Sunday, August 10, 2008

My Contra Dance

I've been doing a lot of contra dancing recently, and have tried my hand at writing some dances. I've also been experimenting with Google Docs as a way to publish them.
For example:

Fly Around My Pretty Little Miss

Saturday, June 21, 2008

Contra Dancing

As I mention in my profile, I have a new obsession -- contra dancing with occasional forays into English Country Dancing. Obsessions come; obsessions go; sometimes they stick around. I'm hoping this one will stick. It s great fun, great exercise, and I've met some really wonderful people at dances.

Any good obsession should fit in with my previous obsessions. The connection to folk music and upright bass is obvious. Computers are a bit more of a stretch, but in my (ahem) spare time, I have started working on a program to help design dances and/or catalog existing dances. Then there's the weaving.

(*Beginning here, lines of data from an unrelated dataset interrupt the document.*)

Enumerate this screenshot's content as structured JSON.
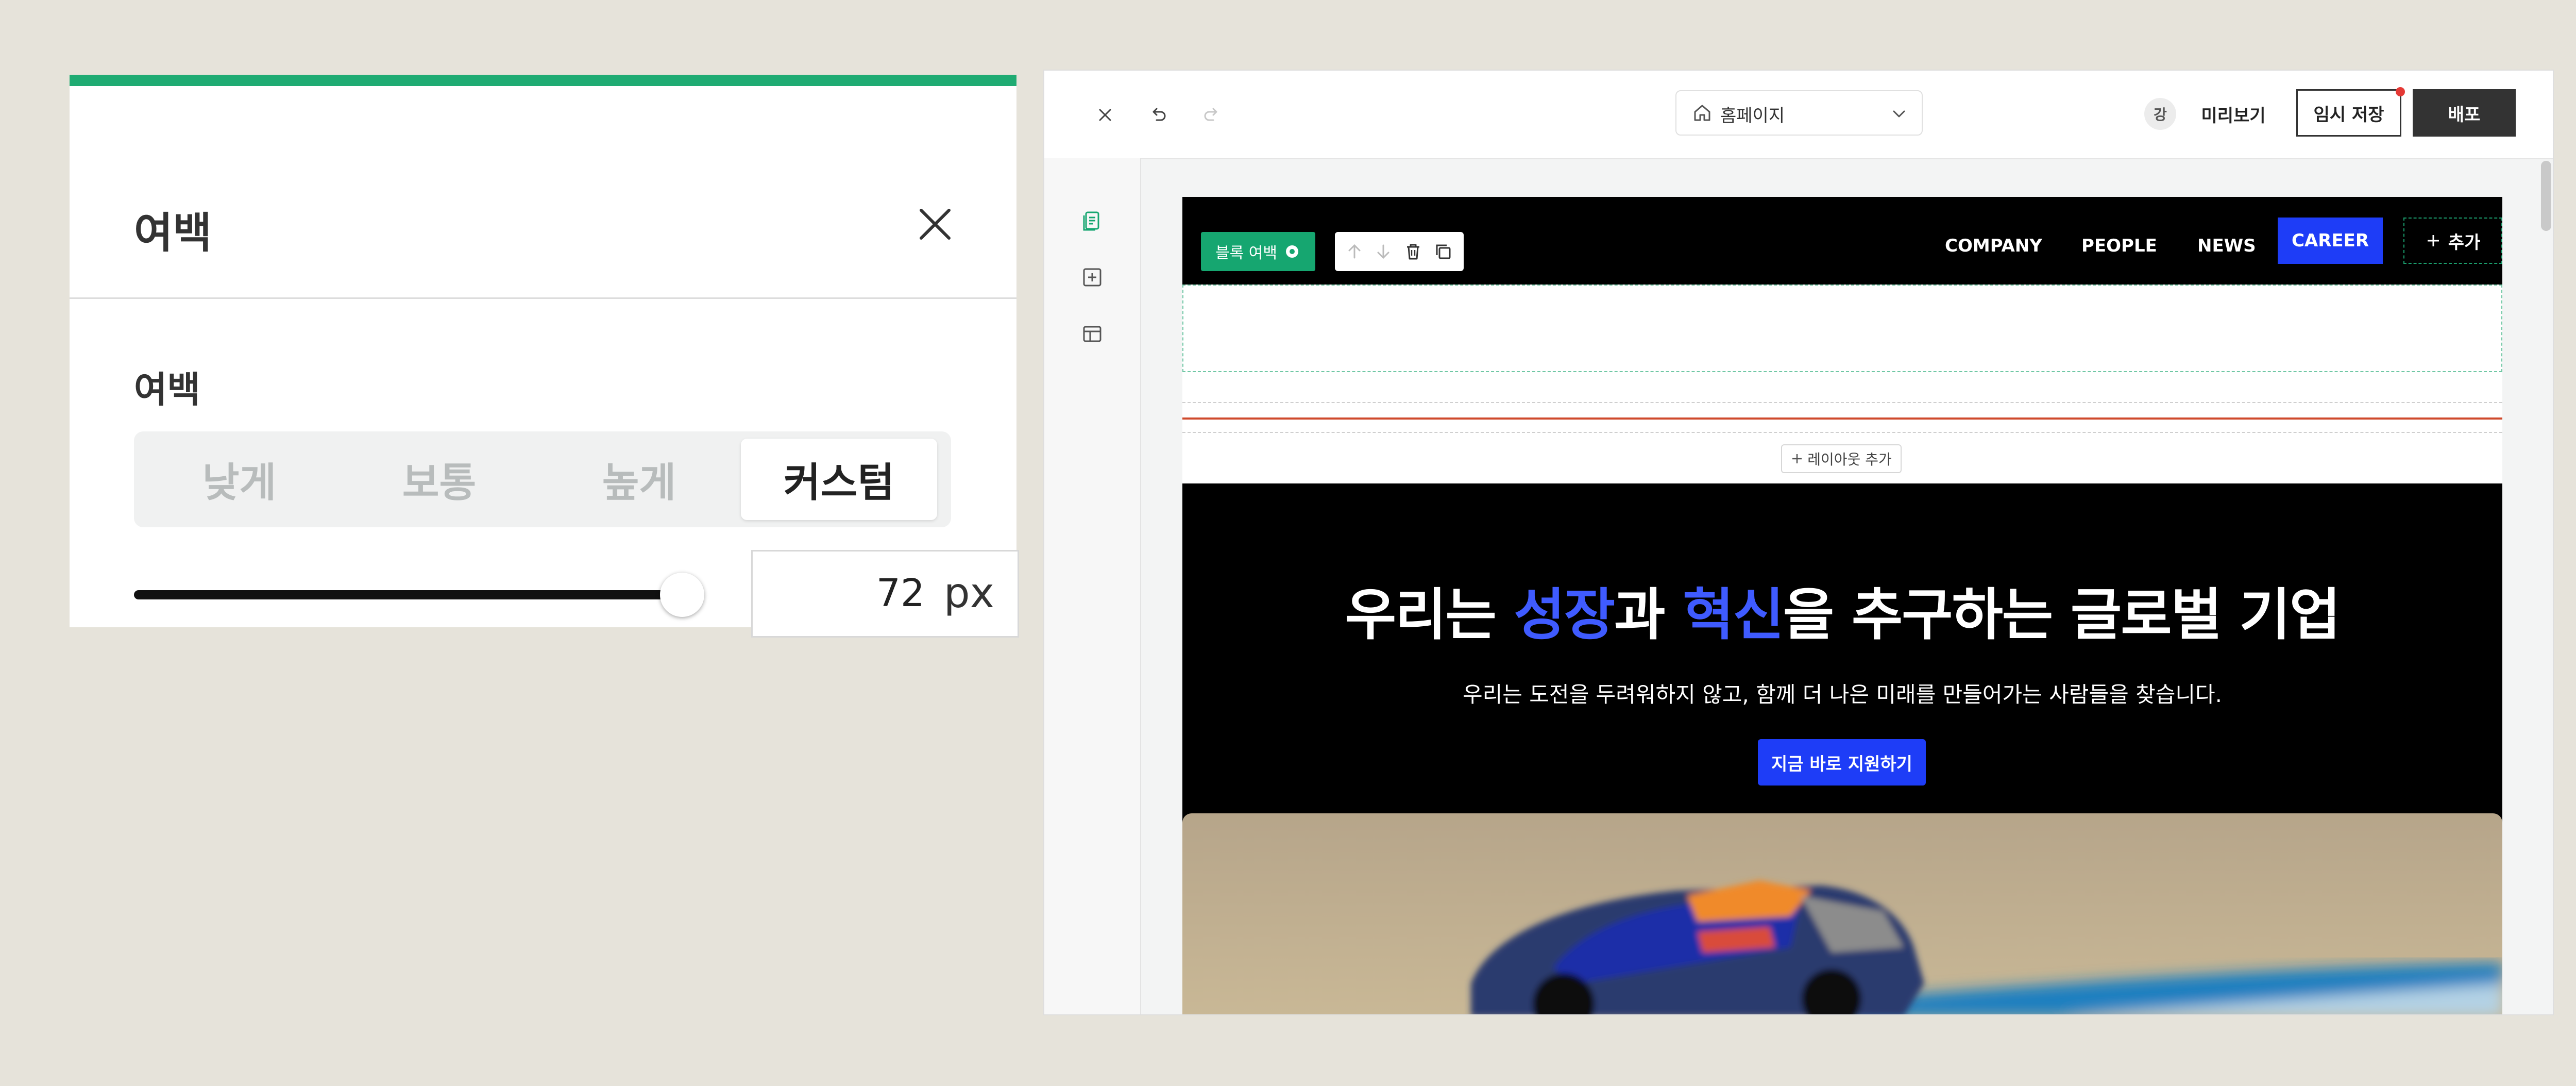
{
  "panel": {
    "title": "여백",
    "section_label": "여백",
    "options": [
      "낮게",
      "보통",
      "높게",
      "커스텀"
    ],
    "selected_option": "커스텀",
    "slider_fraction": 0.95,
    "value": "72",
    "unit": "px",
    "accent_color": "#1fab72"
  },
  "editor": {
    "page_select": {
      "label": "홈페이지"
    },
    "avatar_label": "강",
    "preview_label": "미리보기",
    "draft_label": "임시 저장",
    "deploy_label": "배포",
    "block_badge": "블록 여백",
    "nav_links": [
      "COMPANY",
      "PEOPLE",
      "NEWS"
    ],
    "career_label": "CAREER",
    "add_label": "추가",
    "add_layout_label": "레이아웃 추가",
    "hero": {
      "title_1": "우리는 ",
      "accent_1": "성장",
      "title_2": "과 ",
      "accent_2": "혁신",
      "title_3": "을 추구하는 글로벌 기업",
      "subtitle": "우리는 도전을 두려워하지 않고, 함께 더 나은 미래를 만들어가는 사람들을 찾습니다.",
      "cta": "지금 바로 지원하기"
    },
    "colors": {
      "brand_blue": "#1e3df7",
      "green": "#16a670"
    }
  }
}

A contra dance is all about patterns fitting in a fairly constrained framework. Weaver's will feel right at home. The question is can there be cross-over. Could one weave a contra dance, or dance a weave structure. Hmmmm.....

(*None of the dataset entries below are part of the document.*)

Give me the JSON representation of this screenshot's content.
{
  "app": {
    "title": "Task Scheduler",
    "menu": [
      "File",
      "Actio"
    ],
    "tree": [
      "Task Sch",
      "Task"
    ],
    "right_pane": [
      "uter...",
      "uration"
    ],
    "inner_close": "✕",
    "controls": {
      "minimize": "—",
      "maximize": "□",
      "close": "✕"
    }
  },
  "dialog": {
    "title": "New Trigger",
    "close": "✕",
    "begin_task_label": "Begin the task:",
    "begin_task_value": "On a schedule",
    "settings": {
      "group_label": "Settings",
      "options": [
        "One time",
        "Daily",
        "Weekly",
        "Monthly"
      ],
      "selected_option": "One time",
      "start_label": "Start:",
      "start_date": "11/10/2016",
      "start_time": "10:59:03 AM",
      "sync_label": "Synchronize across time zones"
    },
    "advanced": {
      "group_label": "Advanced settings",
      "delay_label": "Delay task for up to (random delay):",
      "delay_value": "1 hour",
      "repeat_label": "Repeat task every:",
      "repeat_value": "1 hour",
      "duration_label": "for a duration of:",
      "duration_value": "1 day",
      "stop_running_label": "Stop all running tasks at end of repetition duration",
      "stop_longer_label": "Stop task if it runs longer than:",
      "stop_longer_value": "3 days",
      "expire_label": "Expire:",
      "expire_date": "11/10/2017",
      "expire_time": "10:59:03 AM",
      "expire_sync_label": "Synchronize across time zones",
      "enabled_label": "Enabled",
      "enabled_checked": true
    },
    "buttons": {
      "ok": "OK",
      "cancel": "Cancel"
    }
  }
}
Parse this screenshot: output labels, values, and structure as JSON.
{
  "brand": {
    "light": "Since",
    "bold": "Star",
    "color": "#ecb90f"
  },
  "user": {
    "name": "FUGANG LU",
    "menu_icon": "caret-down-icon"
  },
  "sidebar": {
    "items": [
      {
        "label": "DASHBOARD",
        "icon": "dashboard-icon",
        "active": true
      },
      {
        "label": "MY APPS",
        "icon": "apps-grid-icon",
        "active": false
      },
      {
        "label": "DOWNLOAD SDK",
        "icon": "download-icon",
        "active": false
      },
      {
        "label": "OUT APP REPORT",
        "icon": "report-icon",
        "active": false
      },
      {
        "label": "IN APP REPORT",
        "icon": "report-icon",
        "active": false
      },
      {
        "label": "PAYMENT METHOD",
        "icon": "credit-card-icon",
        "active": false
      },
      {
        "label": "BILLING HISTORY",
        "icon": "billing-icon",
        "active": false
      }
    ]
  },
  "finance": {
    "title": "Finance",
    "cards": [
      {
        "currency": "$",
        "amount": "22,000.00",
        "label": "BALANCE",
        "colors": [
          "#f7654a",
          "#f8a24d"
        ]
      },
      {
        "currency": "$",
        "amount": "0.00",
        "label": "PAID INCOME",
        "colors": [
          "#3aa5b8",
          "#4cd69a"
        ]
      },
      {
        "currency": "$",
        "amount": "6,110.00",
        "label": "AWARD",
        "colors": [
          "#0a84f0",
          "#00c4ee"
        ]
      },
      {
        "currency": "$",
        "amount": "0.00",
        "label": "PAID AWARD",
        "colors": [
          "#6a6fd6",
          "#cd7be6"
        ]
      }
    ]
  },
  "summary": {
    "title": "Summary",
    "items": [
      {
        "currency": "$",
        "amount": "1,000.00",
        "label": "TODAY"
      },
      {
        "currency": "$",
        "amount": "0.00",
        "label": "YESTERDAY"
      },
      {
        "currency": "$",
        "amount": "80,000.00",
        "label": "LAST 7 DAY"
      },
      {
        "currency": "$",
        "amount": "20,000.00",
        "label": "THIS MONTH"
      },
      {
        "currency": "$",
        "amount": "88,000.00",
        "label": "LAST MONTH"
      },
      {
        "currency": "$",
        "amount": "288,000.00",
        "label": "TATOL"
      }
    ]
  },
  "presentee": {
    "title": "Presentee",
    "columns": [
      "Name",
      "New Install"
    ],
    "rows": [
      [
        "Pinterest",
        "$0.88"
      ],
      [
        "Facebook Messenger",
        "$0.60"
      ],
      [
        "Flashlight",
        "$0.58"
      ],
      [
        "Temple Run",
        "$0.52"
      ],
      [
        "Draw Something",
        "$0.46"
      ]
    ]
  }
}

If you're in the St. Louis area check the Childgrove site linked above, and come to a dance (usually Sunday night.) You'll be glad you did.

Oh, and the link to parrots? Well, Willow went to a flash dance recently. She was a big hit.

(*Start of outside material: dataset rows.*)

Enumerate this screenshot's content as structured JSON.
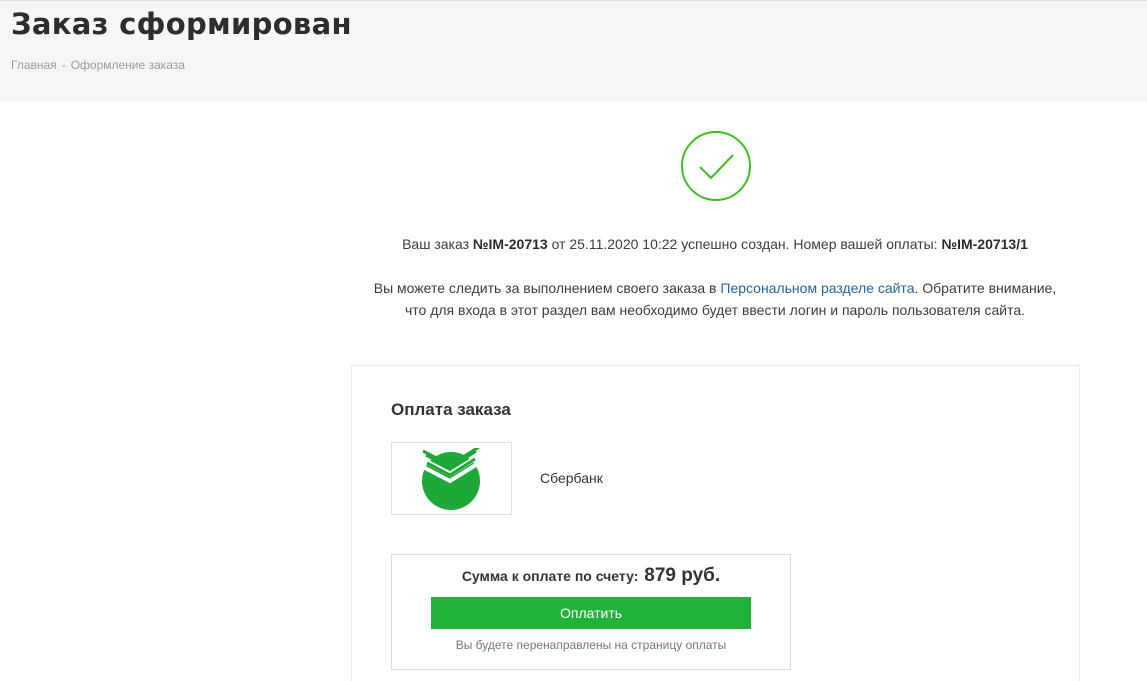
{
  "header": {
    "title": "Заказ сформирован",
    "breadcrumb": {
      "home": "Главная",
      "separator": "-",
      "current": "Оформление заказа"
    }
  },
  "success_icon": "checkmark-circle-icon",
  "order_message": {
    "before_order": "Ваш заказ ",
    "order_number": "№IM-20713",
    "middle": " от 25.11.2020 10:22 успешно создан. Номер вашей оплаты: ",
    "payment_number": "№IM-20713/1"
  },
  "tracking_message": {
    "before_link": "Вы можете следить за выполнением своего заказа в ",
    "link_text": "Персональном разделе сайта",
    "after_link": ". Обратите внимание,",
    "line2": "что для входа в этот раздел вам необходимо будет ввести логин и пароль пользователя сайта."
  },
  "payment": {
    "title": "Оплата заказа",
    "method_logo": "sberbank-logo-icon",
    "method_name": "Сбербанк",
    "sum_label": "Сумма к оплате по счету:",
    "sum_value": "879 руб.",
    "pay_button_label": "Оплатить",
    "redirect_note": "Вы будете перенаправлены на страницу оплаты"
  },
  "colors": {
    "success_green": "#3cbf1f",
    "button_green": "#21b23a",
    "link_blue": "#2a6496",
    "header_bg": "#f6f6f6"
  }
}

Wednesday, January 16, 2008

Artificial Inscrutability vs Human Pattern Recognition: A Challenge

I was messing with the automatic language translation sites on the Internet. I started with the lyrics of a song, translated them from English to French to German, back to French, then back to English, and came up with:

The scandal is currently sufficient
May with the sun them on you
that supplements expensive you;
And the pure light with you
to lead your house in the kind.


Anyone recognize the original song?

Hints:

  • The song came from an album released in 1968 so there's an age bias in this challenge.
  • The album has been reissued on CD -- I was pleased.
  • I believe the lyrics were actually borrowed from a traditional folk song.
  • Somewhere along the line the translation acquired an extra line (and some extra concepts!) The original verse was four lines long.
  • The original lyrics were comprehensible, although I've got to admit you could probably substitute the translated version into the song and few people would notice.